O roteirista também acaba escrevendo uma trama cheia de furos, em que cada ato subsequente não é justificado. A razão que leva Sinistro a tentar destronar Quixote de seu posto na cidade é o maior desses erros. Quando o personagem subitamente surge na sequência final de luta e é facilmente batido pelo cavaleiro, não conseguimos mais entender qual era o seu verdadeiro plano. Além disso, outros vilões que podemos chamar de “rebeldes sem causa” aparecem e desaparecem durante o filme apenas para aumentar o número de aventuras vividas pelos protagonistas. A previsibilidade do argumento é outro fator que prejudica bastante a qualidade da película. Por mais que seja uma releitura, faltou ousadia e criatividade para Pariente.

Já a direção de Jose Pozo também contribui consideravelmente para o fracasso da animação. As poucas cenas de ação que o roteiro lhe proporciona são dirigidas de uma maneira tão lenta, que logo pela metade do filme já olhamos desesperadamente para o relógio esperando pelo seu imediato fim. Nenhum novo recurso, que só as tecnologias atuais permitem, é utilizado por Pozo, de uma maneira que “Donkey Xote” possui um visual muito retrógrado se comparado com outras produções do gênero.

O fato de ser uma animação européia também não o insere entre longas artisticamente compromissados com inovações cinematográficas, como tivemos recentemente “Persépolis”. Para piorar a situação, o diretor também conta com uma trilha sonora repetitiva e que aposta muitas vezes em músicas românticas americanas para tentar conquistar um público pré-adolescente. Mas nada funciona.

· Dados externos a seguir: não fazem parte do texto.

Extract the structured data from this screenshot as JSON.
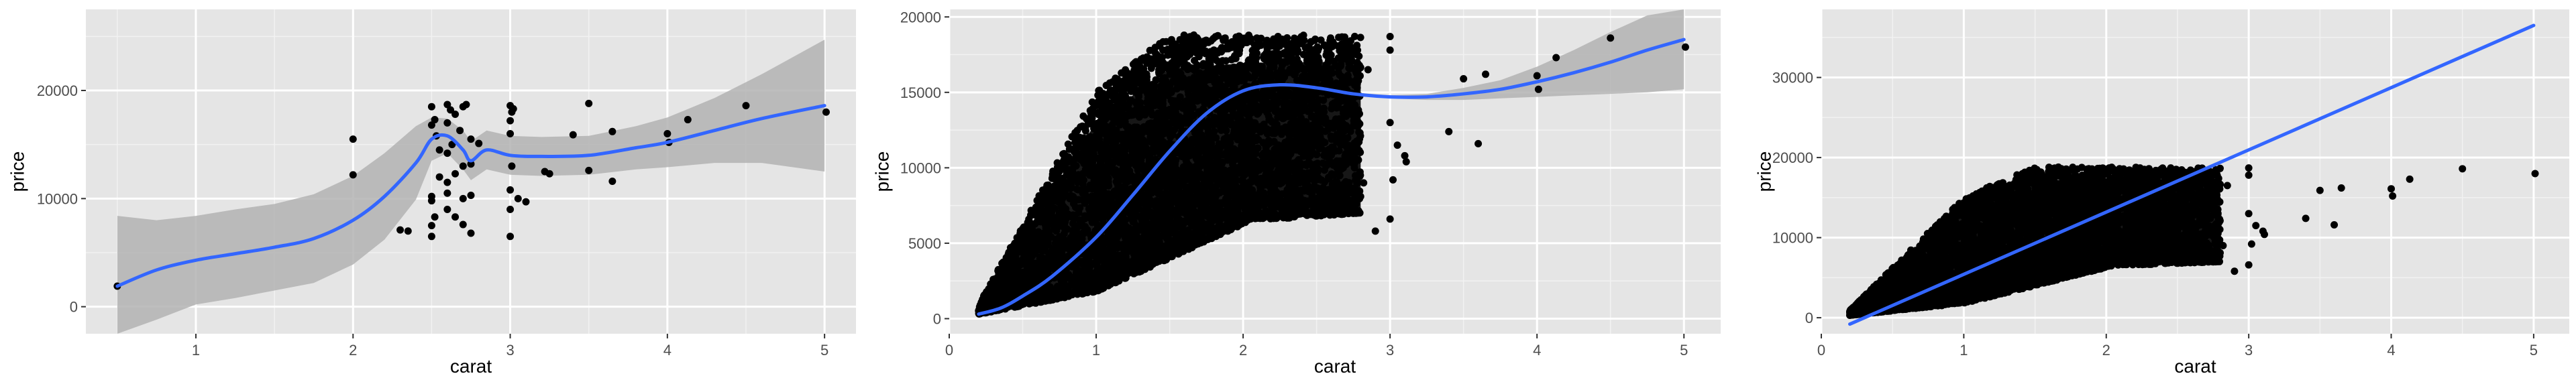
{
  "colors": {
    "panel_bg": "#e5e5e5",
    "grid_major": "#ffffff",
    "point": "#000000",
    "smooth_line": "#3366ff",
    "ribbon": "#b3b3b3",
    "tick_text": "#4d4d4d"
  },
  "chart_data": [
    {
      "type": "scatter",
      "xlabel": "carat",
      "ylabel": "price",
      "xlim": [
        0.3,
        5.2
      ],
      "ylim": [
        -2500,
        27500
      ],
      "xticks": [
        1,
        2,
        3,
        4,
        5
      ],
      "yticks": [
        0,
        10000,
        20000
      ],
      "xtick_labels": [
        "1",
        "2",
        "3",
        "4",
        "5"
      ],
      "ytick_labels": [
        "0",
        "10000",
        "20000"
      ],
      "grid": true,
      "points": [
        [
          0.5,
          1900
        ],
        [
          2.0,
          15500
        ],
        [
          2.0,
          12200
        ],
        [
          2.3,
          7100
        ],
        [
          2.35,
          7000
        ],
        [
          2.5,
          18500
        ],
        [
          2.52,
          17300
        ],
        [
          2.5,
          16800
        ],
        [
          2.53,
          15800
        ],
        [
          2.55,
          14500
        ],
        [
          2.55,
          12000
        ],
        [
          2.5,
          10200
        ],
        [
          2.5,
          9800
        ],
        [
          2.52,
          8300
        ],
        [
          2.5,
          7500
        ],
        [
          2.5,
          6500
        ],
        [
          2.6,
          18700
        ],
        [
          2.62,
          18200
        ],
        [
          2.65,
          17800
        ],
        [
          2.6,
          17000
        ],
        [
          2.7,
          18500
        ],
        [
          2.72,
          18700
        ],
        [
          2.68,
          16300
        ],
        [
          2.63,
          15000
        ],
        [
          2.6,
          14200
        ],
        [
          2.7,
          13000
        ],
        [
          2.65,
          12300
        ],
        [
          2.6,
          11500
        ],
        [
          2.6,
          10500
        ],
        [
          2.7,
          10000
        ],
        [
          2.6,
          9000
        ],
        [
          2.65,
          8300
        ],
        [
          2.7,
          7600
        ],
        [
          2.75,
          15500
        ],
        [
          2.8,
          15100
        ],
        [
          2.75,
          13200
        ],
        [
          2.75,
          10300
        ],
        [
          2.75,
          6800
        ],
        [
          3.0,
          18600
        ],
        [
          3.02,
          18300
        ],
        [
          3.01,
          18000
        ],
        [
          3.0,
          17200
        ],
        [
          3.0,
          16000
        ],
        [
          3.01,
          13000
        ],
        [
          3.0,
          10800
        ],
        [
          3.05,
          10000
        ],
        [
          3.1,
          9700
        ],
        [
          3.0,
          9000
        ],
        [
          3.0,
          6500
        ],
        [
          3.22,
          12500
        ],
        [
          3.25,
          12300
        ],
        [
          3.4,
          15900
        ],
        [
          3.5,
          18800
        ],
        [
          3.5,
          12600
        ],
        [
          3.65,
          16200
        ],
        [
          3.65,
          11600
        ],
        [
          4.0,
          16000
        ],
        [
          4.01,
          15200
        ],
        [
          4.13,
          17300
        ],
        [
          4.5,
          18600
        ],
        [
          5.01,
          18000
        ]
      ],
      "smooth": {
        "x": [
          0.5,
          0.75,
          1.0,
          1.25,
          1.5,
          1.75,
          2.0,
          2.2,
          2.4,
          2.5,
          2.6,
          2.7,
          2.75,
          2.85,
          3.0,
          3.2,
          3.5,
          3.8,
          4.0,
          4.3,
          4.6,
          5.0
        ],
        "y": [
          1900,
          3400,
          4300,
          4900,
          5500,
          6300,
          8000,
          10200,
          13300,
          15500,
          15800,
          14500,
          13500,
          14500,
          14000,
          13900,
          14000,
          14700,
          15200,
          16300,
          17400,
          18600
        ],
        "lower": [
          -4600,
          -1200,
          200,
          800,
          1500,
          2200,
          3900,
          6200,
          9900,
          13500,
          14200,
          12700,
          11700,
          12700,
          12200,
          12100,
          12200,
          12700,
          12900,
          13300,
          13300,
          12500
        ],
        "upper": [
          8400,
          8000,
          8400,
          9000,
          9500,
          10400,
          12100,
          14200,
          16700,
          17500,
          17400,
          16300,
          15300,
          16300,
          15800,
          15700,
          15800,
          16700,
          17500,
          19300,
          21500,
          24700
        ]
      }
    },
    {
      "type": "scatter",
      "xlabel": "carat",
      "ylabel": "price",
      "xlim": [
        0,
        5.25
      ],
      "ylim": [
        -1000,
        20500
      ],
      "xticks": [
        0,
        1,
        2,
        3,
        4,
        5
      ],
      "yticks": [
        0,
        5000,
        10000,
        15000,
        20000
      ],
      "xtick_labels": [
        "0",
        "1",
        "2",
        "3",
        "4",
        "5"
      ],
      "ytick_labels": [
        "0",
        "5000",
        "10000",
        "15000",
        "20000"
      ],
      "grid": true,
      "dense_regions": [
        {
          "x_from": 0.2,
          "x_to": 1.0,
          "bottom_from": 300,
          "bottom_to": 1800,
          "top_from": 900,
          "top_to": 15000
        },
        {
          "x_from": 1.0,
          "x_to": 1.5,
          "bottom_from": 1800,
          "bottom_to": 4000,
          "top_from": 15000,
          "top_to": 18800
        },
        {
          "x_from": 1.5,
          "x_to": 2.05,
          "bottom_from": 4000,
          "bottom_to": 6500,
          "top_from": 18800,
          "top_to": 18800
        },
        {
          "x_from": 2.05,
          "x_to": 2.8,
          "bottom_from": 6500,
          "bottom_to": 7000,
          "top_from": 18800,
          "top_to": 18800
        }
      ],
      "outlier_points": [
        [
          2.9,
          5800
        ],
        [
          3.0,
          18700
        ],
        [
          3.0,
          17800
        ],
        [
          3.0,
          13000
        ],
        [
          3.02,
          9200
        ],
        [
          3.0,
          6600
        ],
        [
          3.05,
          11500
        ],
        [
          3.1,
          10800
        ],
        [
          3.11,
          10400
        ],
        [
          3.4,
          12400
        ],
        [
          3.5,
          15900
        ],
        [
          3.6,
          11600
        ],
        [
          3.65,
          16200
        ],
        [
          4.0,
          16100
        ],
        [
          4.01,
          15200
        ],
        [
          4.13,
          17300
        ],
        [
          4.5,
          18600
        ],
        [
          5.01,
          18000
        ],
        [
          2.85,
          16500
        ],
        [
          2.82,
          9000
        ]
      ],
      "smooth": {
        "x": [
          0.2,
          0.35,
          0.5,
          0.7,
          1.0,
          1.25,
          1.5,
          1.75,
          2.0,
          2.25,
          2.5,
          2.75,
          3.0,
          3.25,
          3.5,
          3.75,
          4.0,
          4.25,
          4.5,
          4.75,
          5.0
        ],
        "y": [
          300,
          700,
          1500,
          2800,
          5400,
          8200,
          11100,
          13600,
          15100,
          15500,
          15300,
          14900,
          14700,
          14700,
          14900,
          15200,
          15700,
          16300,
          17000,
          17800,
          18500
        ],
        "lower": [
          300,
          700,
          1500,
          2800,
          5400,
          8200,
          11100,
          13600,
          15000,
          15400,
          15200,
          14800,
          14600,
          14500,
          14500,
          14600,
          14700,
          14800,
          14900,
          15000,
          15200
        ],
        "upper": [
          300,
          700,
          1500,
          2800,
          5400,
          8200,
          11100,
          13600,
          15200,
          15600,
          15400,
          15000,
          14800,
          14900,
          15300,
          15800,
          16700,
          17800,
          19000,
          20100,
          20500
        ]
      }
    },
    {
      "type": "scatter",
      "xlabel": "carat",
      "ylabel": "price",
      "xlim": [
        0,
        5.25
      ],
      "ylim": [
        -2000,
        38500
      ],
      "xticks": [
        0,
        1,
        2,
        3,
        4,
        5
      ],
      "yticks": [
        0,
        10000,
        20000,
        30000
      ],
      "xtick_labels": [
        "0",
        "1",
        "2",
        "3",
        "4",
        "5"
      ],
      "ytick_labels": [
        "0",
        "10000",
        "20000",
        "30000"
      ],
      "grid": true,
      "dense_regions": [
        {
          "x_from": 0.2,
          "x_to": 1.0,
          "bottom_from": 300,
          "bottom_to": 1800,
          "top_from": 900,
          "top_to": 15000
        },
        {
          "x_from": 1.0,
          "x_to": 1.5,
          "bottom_from": 1800,
          "bottom_to": 4000,
          "top_from": 15000,
          "top_to": 18800
        },
        {
          "x_from": 1.5,
          "x_to": 2.05,
          "bottom_from": 4000,
          "bottom_to": 6500,
          "top_from": 18800,
          "top_to": 18800
        },
        {
          "x_from": 2.05,
          "x_to": 2.8,
          "bottom_from": 6500,
          "bottom_to": 7000,
          "top_from": 18800,
          "top_to": 18800
        }
      ],
      "outlier_points": [
        [
          2.9,
          5800
        ],
        [
          3.0,
          18700
        ],
        [
          3.0,
          17800
        ],
        [
          3.0,
          13000
        ],
        [
          3.02,
          9200
        ],
        [
          3.0,
          6600
        ],
        [
          3.05,
          11500
        ],
        [
          3.1,
          10800
        ],
        [
          3.11,
          10400
        ],
        [
          3.4,
          12400
        ],
        [
          3.5,
          15900
        ],
        [
          3.6,
          11600
        ],
        [
          3.65,
          16200
        ],
        [
          4.0,
          16100
        ],
        [
          4.01,
          15200
        ],
        [
          4.13,
          17300
        ],
        [
          4.5,
          18600
        ],
        [
          5.01,
          18000
        ],
        [
          2.85,
          16500
        ],
        [
          2.82,
          9000
        ]
      ],
      "line": {
        "x": [
          0.2,
          5.0
        ],
        "y": [
          -800,
          36500
        ]
      }
    }
  ]
}
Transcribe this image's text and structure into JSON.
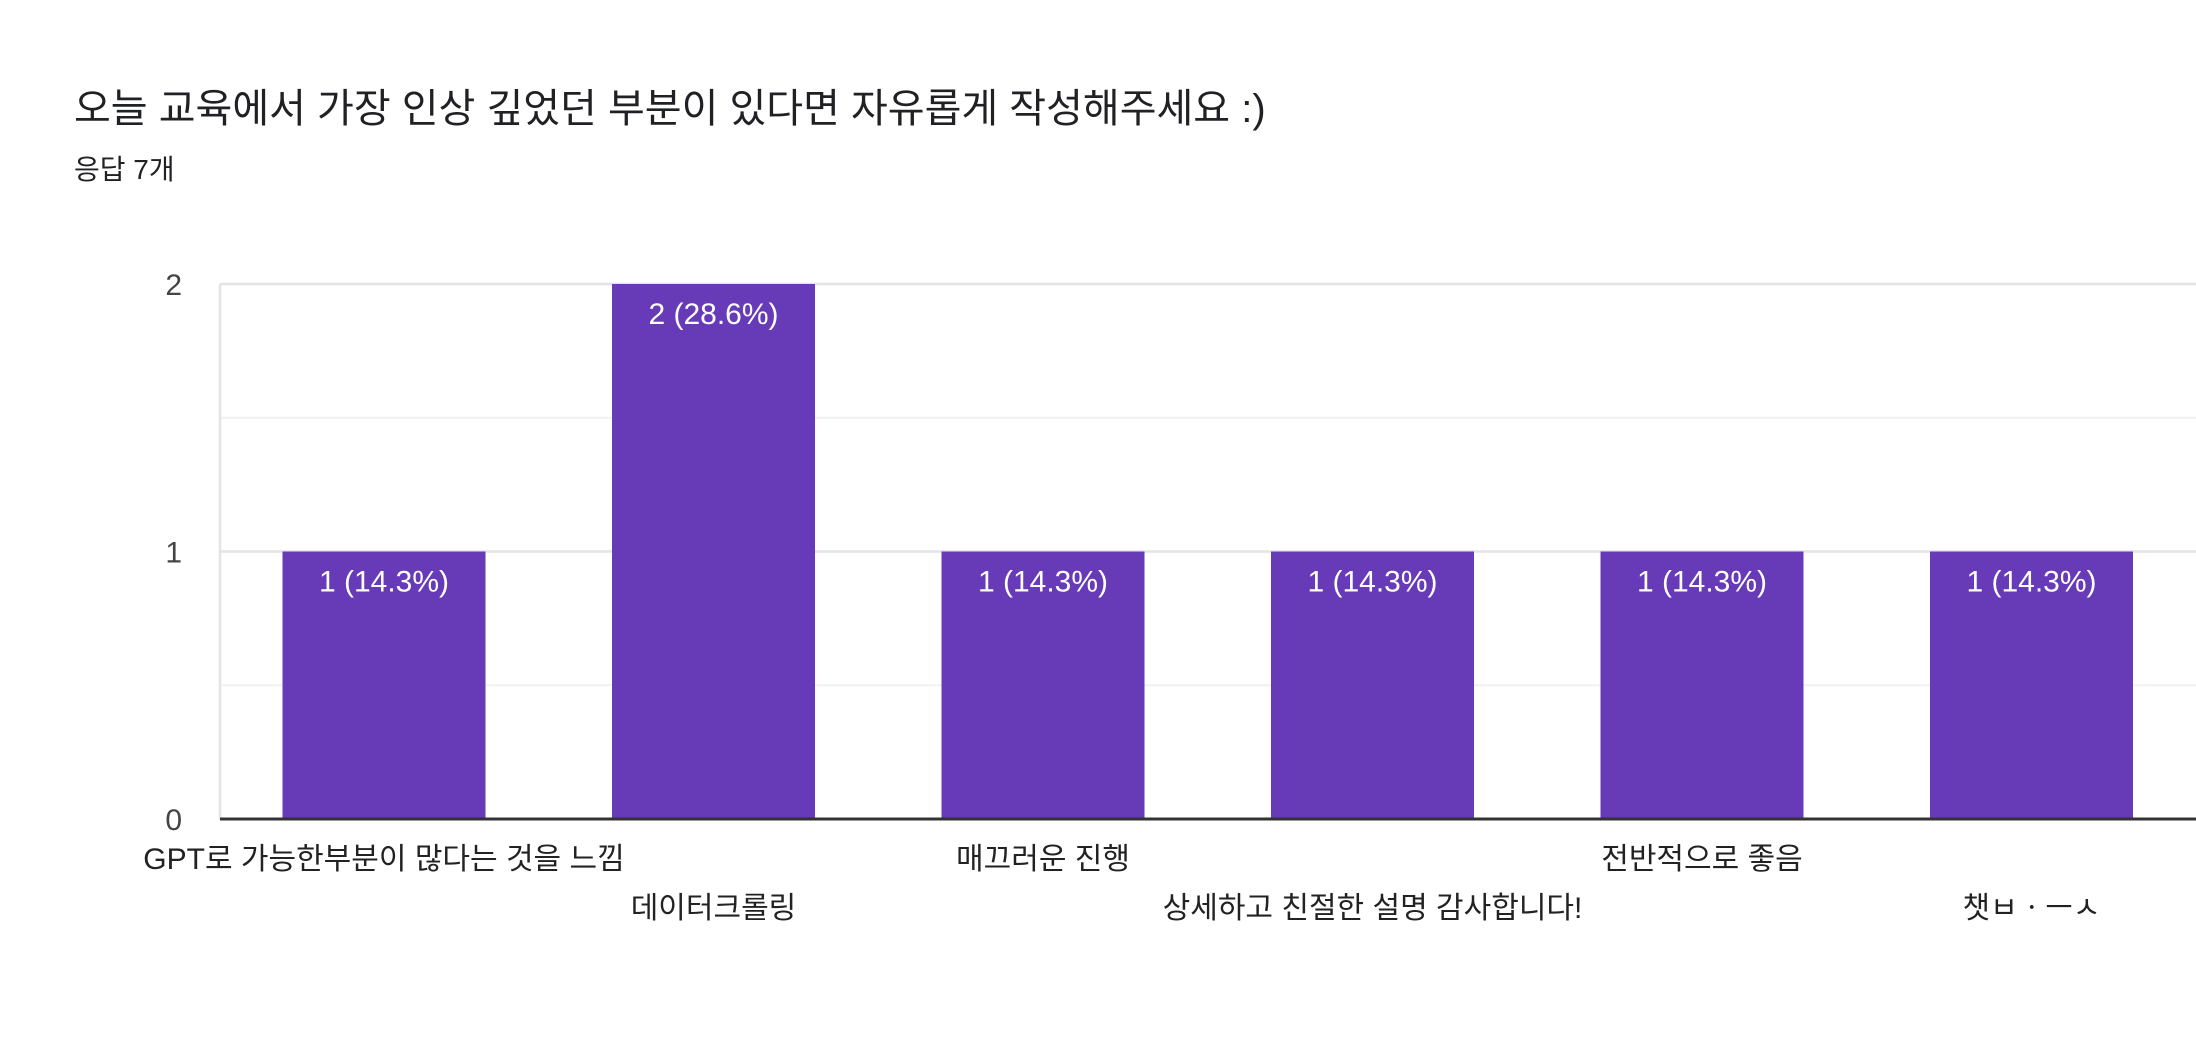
{
  "header": {
    "title": "오늘 교육에서 가장 인상 깊었던 부분이 있다면 자유롭게 작성해주세요 :)",
    "response_count": "응답 7개"
  },
  "chart_data": {
    "type": "bar",
    "categories": [
      "GPT로 가능한부분이 많다는 것을 느낌",
      "데이터크롤링",
      "매끄러운 진행",
      "상세하고 친절한 설명 감사합니다!",
      "전반적으로 좋음",
      "챗ㅂㆍㅡㅅ"
    ],
    "values": [
      1,
      2,
      1,
      1,
      1,
      1
    ],
    "data_labels": [
      "1 (14.3%)",
      "2 (28.6%)",
      "1 (14.3%)",
      "1 (14.3%)",
      "1 (14.3%)",
      "1 (14.3%)"
    ],
    "ylim": [
      0,
      2
    ],
    "yticks": [
      0,
      1,
      2
    ],
    "grid": true,
    "bar_color": "#673ab7"
  }
}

Infantil, até mesmo para as crianças, “Donkey Xote” é um verdadeiro martírio para os espectadores ao longo de seus 90 minutos de duração. Será difícil alguma criança assistir ao filme e se interessar pelo romance original de Cervantes. Se algum pai quiser que o filho conheça a obra, a melhor dica é presenteá-lo diretamente com o livro e não levá-lo ao cinema.